Os deputados federais paraibanos também utilizaram as cotas de passagens aéreas na Câmara Federal para pagar voos internacionais para eles, parentes, assessores, entre outras pessoas.

Do total da bancada paraibana, que é composta por 12 deputados, sete – o que representa 58,3% dos parlamentares do Estado na Câmara Federal – utilizaram a cota com esse fim. Ao todo foram 32 passagens, sendo que quem mais utilizou o mecanismo foi o socialista Marcondes Gadelha (foram 12 bilhetes no total). Os dados, referentes ao período de janeiro de 2007 a outubro de 2008, foram levantados pelo site Congresso em Foco e têm como base registros fornecidos pelas companhias aéreas. A utilização das cotas para pagamento de passagens vem sendo chamada como a “farra das passagens aéreas”.

A pesquisa revelou que os 261 deputados – ou seja, 51% do total de 513 – que utilizaram a cota para pagamento de viagens internacionais viajaram em companhia de cônjuges ou familiares. Ao todo foram 1.883 voos internacionais pagos com a cota de passagens aéreas dos deputados. As viagens internacionais custaram à Câmara R$ 4.765.946,91, sendo R$ 3.021.557,98 nos bilhetes emitidos e mais R$ 1.744.388,93 com taxas de embarque. Além de Marcondes Gadelha, os parlamentares que utilizaram as cotas de passagem para pagamento de voos internacionais foram Armando Abílio (PTB), Damião Feliciano (PDT), Vital do Rêgo Filho (PMDB), Efraim Filho (DEM), Ronaldo Cunha Lima (PSDB) e Manoel Júnior (PSB).

A “farra das passagens aéreas” como vem sendo chamado o episódio, ganhou grande repercussão e fez com que algumas medidas fossem adotadas. O presidente da Câmara, deputado Michel Temer (PMDB-SP), anunciou ontem novas restrições para o uso de cota de passagens aéreas por parlamentares da Casa.

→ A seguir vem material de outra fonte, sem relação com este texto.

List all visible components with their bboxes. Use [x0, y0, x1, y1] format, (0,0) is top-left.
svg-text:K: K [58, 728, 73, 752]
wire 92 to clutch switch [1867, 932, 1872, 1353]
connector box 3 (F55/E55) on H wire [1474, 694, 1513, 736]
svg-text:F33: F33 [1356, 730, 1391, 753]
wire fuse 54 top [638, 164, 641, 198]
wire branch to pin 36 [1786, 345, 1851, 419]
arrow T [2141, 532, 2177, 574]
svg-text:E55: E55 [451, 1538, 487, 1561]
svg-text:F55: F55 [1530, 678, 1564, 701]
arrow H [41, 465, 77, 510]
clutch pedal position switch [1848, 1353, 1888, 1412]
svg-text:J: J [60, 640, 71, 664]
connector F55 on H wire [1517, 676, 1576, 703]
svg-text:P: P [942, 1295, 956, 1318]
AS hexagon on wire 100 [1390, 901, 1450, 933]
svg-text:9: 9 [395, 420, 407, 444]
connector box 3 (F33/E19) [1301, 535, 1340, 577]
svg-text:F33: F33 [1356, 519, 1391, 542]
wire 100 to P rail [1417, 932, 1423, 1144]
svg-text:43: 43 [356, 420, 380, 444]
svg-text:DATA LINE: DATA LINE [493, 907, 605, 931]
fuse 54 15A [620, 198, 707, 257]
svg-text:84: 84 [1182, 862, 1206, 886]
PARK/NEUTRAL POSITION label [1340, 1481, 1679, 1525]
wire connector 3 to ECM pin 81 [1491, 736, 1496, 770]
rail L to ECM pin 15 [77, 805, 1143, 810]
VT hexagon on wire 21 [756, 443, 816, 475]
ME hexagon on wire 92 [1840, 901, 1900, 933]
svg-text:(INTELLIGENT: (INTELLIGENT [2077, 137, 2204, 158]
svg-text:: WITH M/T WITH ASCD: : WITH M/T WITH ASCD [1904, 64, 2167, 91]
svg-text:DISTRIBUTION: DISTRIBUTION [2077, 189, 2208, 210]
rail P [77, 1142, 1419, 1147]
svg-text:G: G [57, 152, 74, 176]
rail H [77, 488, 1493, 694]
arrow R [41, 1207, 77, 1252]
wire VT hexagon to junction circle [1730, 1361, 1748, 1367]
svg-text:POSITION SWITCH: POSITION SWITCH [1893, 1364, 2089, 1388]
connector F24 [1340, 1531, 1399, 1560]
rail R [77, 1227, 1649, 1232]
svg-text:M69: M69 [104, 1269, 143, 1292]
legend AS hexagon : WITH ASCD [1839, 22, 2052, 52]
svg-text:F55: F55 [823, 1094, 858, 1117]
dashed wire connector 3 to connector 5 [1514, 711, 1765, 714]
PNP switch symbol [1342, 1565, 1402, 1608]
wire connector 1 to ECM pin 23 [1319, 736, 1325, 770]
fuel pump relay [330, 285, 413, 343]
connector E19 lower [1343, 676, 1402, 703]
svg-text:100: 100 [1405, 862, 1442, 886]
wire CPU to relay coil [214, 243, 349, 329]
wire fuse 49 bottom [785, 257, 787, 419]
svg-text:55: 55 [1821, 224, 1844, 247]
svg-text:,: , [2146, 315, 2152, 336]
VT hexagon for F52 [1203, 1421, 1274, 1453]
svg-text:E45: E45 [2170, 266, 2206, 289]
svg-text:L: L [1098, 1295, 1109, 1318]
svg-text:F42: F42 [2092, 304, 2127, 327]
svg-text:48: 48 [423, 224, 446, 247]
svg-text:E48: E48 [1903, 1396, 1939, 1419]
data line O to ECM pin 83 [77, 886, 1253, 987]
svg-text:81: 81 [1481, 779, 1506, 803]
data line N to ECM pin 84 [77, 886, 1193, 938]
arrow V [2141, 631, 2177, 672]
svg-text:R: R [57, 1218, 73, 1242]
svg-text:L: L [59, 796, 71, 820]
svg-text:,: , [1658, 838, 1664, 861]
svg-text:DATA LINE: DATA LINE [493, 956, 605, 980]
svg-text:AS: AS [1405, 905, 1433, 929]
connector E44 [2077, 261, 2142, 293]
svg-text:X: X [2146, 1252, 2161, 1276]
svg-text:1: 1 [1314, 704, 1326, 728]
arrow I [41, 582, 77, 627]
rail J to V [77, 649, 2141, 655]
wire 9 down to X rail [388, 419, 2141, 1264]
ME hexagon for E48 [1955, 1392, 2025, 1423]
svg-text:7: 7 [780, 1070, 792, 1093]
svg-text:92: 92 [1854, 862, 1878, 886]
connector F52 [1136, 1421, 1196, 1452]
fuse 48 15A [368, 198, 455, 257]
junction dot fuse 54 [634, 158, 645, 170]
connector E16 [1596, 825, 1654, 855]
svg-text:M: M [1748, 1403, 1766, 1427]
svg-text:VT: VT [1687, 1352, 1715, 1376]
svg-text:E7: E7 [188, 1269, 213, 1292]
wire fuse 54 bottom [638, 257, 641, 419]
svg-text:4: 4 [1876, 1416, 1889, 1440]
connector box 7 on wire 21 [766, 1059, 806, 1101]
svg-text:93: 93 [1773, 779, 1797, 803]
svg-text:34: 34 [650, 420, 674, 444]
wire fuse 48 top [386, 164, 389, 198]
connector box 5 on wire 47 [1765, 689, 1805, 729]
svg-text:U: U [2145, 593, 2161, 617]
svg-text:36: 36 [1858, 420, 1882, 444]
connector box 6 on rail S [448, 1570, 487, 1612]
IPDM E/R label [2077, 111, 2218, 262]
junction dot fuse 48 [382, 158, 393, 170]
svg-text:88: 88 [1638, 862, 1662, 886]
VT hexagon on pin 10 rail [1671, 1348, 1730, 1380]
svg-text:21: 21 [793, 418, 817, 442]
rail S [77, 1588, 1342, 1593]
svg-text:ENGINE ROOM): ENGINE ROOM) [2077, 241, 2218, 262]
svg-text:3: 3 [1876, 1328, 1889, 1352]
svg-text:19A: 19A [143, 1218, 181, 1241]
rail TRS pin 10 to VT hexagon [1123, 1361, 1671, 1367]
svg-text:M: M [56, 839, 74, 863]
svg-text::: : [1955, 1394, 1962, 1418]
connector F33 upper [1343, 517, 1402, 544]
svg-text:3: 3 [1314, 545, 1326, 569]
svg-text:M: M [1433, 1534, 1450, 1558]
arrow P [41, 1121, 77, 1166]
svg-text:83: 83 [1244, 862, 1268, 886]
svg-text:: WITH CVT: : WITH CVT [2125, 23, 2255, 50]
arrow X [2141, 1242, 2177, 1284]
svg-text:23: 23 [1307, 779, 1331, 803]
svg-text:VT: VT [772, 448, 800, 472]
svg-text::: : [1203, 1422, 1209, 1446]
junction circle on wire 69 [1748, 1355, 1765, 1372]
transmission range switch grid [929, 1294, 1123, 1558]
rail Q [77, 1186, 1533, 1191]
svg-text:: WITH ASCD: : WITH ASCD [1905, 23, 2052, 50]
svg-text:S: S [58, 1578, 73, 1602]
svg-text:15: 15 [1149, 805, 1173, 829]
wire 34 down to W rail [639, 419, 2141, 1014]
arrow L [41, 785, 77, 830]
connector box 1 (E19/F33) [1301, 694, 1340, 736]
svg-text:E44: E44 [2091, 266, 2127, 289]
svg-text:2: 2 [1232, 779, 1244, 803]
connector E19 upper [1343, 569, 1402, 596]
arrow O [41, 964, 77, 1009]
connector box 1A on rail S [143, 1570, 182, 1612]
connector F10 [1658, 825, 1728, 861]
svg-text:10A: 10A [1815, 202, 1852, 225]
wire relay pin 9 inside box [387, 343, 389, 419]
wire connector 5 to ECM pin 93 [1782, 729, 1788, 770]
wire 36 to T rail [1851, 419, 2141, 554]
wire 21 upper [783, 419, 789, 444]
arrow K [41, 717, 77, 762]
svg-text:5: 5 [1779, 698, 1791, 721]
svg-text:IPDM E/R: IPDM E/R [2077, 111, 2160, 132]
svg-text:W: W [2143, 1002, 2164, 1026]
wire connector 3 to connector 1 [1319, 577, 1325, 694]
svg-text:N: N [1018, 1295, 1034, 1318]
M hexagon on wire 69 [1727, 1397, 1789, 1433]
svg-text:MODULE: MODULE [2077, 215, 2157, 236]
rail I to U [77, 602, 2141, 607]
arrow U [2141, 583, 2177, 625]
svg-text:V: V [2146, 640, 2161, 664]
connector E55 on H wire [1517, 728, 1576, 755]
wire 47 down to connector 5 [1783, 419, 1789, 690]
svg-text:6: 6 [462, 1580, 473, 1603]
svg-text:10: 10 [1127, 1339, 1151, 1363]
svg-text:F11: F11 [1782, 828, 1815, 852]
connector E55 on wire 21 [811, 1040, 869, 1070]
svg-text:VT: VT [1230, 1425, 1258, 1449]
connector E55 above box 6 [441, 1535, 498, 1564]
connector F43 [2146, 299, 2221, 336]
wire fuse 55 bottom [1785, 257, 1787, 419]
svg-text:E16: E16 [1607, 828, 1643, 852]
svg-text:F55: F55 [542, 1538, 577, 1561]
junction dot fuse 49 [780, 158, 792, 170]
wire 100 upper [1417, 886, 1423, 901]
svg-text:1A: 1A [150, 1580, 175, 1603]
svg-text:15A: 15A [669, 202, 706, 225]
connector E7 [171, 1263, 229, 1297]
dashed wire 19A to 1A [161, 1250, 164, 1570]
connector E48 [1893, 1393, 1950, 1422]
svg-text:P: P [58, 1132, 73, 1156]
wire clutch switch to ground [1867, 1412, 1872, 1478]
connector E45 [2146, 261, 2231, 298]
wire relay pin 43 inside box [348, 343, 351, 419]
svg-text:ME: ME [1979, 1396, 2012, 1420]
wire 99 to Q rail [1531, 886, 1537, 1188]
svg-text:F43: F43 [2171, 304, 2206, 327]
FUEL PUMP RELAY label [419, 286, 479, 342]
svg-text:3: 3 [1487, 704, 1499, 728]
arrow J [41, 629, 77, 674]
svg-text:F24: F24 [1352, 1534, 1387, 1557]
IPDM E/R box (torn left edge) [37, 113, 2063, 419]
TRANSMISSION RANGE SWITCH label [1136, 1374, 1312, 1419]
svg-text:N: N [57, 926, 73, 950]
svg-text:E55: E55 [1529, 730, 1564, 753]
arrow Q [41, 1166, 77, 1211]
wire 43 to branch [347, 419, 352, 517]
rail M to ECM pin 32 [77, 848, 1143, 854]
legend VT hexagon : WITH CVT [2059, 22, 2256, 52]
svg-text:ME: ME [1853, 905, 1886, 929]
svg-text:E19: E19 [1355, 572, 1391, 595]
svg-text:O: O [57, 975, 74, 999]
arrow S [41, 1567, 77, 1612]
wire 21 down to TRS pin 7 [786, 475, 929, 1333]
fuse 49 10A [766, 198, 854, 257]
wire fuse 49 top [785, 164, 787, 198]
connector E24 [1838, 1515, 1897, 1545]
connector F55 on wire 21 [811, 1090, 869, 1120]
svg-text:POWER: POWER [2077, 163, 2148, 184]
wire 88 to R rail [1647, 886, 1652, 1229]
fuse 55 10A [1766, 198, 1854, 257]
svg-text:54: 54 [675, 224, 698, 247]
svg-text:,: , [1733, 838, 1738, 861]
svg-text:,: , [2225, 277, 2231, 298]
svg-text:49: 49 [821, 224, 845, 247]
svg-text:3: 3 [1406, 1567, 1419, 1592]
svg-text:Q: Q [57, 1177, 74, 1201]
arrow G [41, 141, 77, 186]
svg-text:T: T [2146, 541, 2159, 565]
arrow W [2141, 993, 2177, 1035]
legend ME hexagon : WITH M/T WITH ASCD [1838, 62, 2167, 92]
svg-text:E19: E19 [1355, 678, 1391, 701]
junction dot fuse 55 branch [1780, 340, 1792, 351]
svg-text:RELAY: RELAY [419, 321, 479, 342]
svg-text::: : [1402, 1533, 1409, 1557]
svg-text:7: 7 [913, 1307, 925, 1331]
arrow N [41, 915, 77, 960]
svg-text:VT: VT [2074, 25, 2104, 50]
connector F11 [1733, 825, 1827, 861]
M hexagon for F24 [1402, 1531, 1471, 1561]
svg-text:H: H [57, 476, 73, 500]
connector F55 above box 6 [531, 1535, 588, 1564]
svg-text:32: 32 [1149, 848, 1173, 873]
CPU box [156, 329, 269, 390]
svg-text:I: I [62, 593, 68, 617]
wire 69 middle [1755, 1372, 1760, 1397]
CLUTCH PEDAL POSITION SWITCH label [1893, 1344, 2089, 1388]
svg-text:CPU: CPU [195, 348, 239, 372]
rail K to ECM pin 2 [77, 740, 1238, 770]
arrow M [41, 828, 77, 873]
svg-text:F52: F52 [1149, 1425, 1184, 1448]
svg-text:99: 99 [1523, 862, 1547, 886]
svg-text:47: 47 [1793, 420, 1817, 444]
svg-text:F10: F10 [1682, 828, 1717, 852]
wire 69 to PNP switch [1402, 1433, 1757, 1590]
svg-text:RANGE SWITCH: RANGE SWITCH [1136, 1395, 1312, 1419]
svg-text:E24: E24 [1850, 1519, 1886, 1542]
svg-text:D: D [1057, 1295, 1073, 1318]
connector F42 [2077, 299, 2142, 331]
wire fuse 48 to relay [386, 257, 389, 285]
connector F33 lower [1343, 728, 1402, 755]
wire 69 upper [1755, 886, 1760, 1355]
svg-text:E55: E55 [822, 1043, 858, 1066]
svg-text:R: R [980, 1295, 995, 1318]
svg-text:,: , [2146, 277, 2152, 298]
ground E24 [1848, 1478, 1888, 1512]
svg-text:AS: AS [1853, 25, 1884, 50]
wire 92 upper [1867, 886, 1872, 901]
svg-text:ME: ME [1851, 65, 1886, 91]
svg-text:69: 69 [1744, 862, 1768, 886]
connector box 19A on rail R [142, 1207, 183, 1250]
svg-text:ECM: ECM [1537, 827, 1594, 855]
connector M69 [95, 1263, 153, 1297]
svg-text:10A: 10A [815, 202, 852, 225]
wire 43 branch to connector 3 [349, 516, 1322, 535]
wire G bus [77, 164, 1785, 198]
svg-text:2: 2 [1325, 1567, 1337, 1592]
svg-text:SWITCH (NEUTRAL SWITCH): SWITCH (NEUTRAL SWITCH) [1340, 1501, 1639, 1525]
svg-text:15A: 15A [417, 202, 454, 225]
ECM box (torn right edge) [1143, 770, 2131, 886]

A partir de agora ficou definido que os bilhetes só poderão ser emitidos em nome dos deputados ou de um assessor credenciado. Além de proibir que terceiros utilizem a cota de passagens dos deputados, a Câmara deve disponibilizar na internet todos os gastos dos parlamentares com as passagens. A Casa decidiu ainda que as passagens só poderão ser utilizadas no Brasil e com viagens relacionadas ao mandato. Se a cota não for utilizada em sua totalidade, o crédito retorna para a Câmara. O pacote é uma resposta à onda de denúncias que arranhou a imagem da instituição nos últimos dias.